Le fossoyeur m'attrape la main puis m'emmène vers les montagnes. Je lâche un soupir en abandonnant ma pelle. Si vraiment, il voulait parler en privé, il n'avait qu'à arrêter de crier.

 Antoine termine sa course devant un petit sentier qui traverse les montagnes, le seul chemin qui permet de quitter Gravice. L'avantage que présente ce lieu est la présence d'épicéas, nous offrant une certaine discrétion des regards extérieurs.

  • Tu étais obligé d'aller jusque-là ? Si tu faisais un effort pour parler moins fort, alors...
  • Je ne peux pas !
  • Pardon ? dis-je en haussant les sourcils.
  • J'ai dit que je ne pouvais pas arrêter de crier ! Frann', s'exclame-t-il en me prenant par les épaules, toi qui est amnésique, tu ne le sais peut-être pas mais, c'est naturel chez nous !

L'étonnement et l'incompréhension prennent davantage de place sur mes traits. Antoine continue après un soupir.

  • Je me rappelle de tout ! J'étais humain avant, et même maintenant au plus profond de mon cœur ! Si je hurle tout le temps, c'est parce que je suis mort de cette manière !

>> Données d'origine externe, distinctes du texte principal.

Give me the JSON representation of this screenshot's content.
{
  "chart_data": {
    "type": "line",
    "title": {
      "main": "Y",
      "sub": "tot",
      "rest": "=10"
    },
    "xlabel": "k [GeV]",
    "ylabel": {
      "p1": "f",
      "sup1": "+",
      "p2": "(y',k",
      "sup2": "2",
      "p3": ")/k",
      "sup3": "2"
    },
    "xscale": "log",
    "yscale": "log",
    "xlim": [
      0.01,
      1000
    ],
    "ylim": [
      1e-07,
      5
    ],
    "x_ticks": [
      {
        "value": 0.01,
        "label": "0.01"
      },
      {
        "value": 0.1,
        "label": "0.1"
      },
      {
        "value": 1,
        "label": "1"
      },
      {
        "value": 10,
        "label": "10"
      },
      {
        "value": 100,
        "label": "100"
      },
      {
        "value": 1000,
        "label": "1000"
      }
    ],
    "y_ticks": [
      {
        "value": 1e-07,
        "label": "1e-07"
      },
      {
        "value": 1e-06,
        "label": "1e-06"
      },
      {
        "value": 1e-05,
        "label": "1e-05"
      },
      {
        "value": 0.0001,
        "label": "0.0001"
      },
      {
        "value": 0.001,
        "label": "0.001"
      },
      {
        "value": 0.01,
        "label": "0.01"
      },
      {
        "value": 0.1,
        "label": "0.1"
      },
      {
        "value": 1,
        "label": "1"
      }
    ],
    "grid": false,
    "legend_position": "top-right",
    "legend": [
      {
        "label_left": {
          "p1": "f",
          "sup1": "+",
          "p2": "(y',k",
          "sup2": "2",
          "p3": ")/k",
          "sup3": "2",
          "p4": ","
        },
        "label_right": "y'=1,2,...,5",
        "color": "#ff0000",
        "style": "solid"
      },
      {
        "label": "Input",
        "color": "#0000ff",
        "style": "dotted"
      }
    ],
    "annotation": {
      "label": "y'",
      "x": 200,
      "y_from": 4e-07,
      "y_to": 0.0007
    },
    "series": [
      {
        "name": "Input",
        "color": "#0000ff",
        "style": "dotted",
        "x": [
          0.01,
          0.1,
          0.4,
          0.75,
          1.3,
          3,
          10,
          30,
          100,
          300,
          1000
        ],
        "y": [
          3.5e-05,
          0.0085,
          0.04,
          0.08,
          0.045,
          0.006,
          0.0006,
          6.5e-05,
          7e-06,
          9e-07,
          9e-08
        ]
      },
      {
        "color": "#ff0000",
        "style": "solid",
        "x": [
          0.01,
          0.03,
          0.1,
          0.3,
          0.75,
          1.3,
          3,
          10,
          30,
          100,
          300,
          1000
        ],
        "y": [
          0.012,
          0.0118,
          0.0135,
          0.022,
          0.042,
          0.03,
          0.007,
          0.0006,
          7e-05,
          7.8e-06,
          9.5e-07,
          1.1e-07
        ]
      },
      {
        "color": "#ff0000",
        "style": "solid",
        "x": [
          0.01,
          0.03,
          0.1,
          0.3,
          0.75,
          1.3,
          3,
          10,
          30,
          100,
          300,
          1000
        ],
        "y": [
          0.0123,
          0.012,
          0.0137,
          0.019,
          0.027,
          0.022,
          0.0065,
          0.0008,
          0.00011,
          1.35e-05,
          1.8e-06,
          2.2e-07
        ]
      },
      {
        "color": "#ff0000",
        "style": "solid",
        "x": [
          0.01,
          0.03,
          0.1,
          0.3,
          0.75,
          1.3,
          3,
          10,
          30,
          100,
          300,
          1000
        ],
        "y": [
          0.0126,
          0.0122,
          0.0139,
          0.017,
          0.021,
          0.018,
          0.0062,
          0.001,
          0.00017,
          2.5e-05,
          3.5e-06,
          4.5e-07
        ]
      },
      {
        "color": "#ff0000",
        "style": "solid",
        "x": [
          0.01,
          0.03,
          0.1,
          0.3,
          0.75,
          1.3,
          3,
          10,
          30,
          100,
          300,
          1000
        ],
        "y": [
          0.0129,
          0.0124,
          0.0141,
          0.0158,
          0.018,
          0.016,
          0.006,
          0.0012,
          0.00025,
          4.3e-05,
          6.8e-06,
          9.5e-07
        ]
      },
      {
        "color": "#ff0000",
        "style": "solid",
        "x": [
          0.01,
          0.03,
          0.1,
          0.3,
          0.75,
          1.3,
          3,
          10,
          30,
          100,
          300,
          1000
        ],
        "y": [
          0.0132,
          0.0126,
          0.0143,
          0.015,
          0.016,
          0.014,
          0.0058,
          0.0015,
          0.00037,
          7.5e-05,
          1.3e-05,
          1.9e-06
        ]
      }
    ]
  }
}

Voilà qui est intéressant ! Jamais je ne me serais attendue à une telle chose. Même si, quand on y repense, ce n'est pas si étonnant. Après tout, Antoine est un défunt.

  • Pourquoi hurlais-tu durant ta mort ? Tu t'amusais à faire l'écho dans les montagnes avec ta copine et tu as glissé ? proposé-je avec nonchalance.

Remarque, cela ne m'étonnerais pas qu'un tel dénouement se soit produit. Après tout, c'est ainsi qu'est faite la vie. Un oiseau meurt bien sous l'impact d'une vitre, un escargot sous un pied maladroit, et les herbes arrachées par la langue baveuse d'une vache.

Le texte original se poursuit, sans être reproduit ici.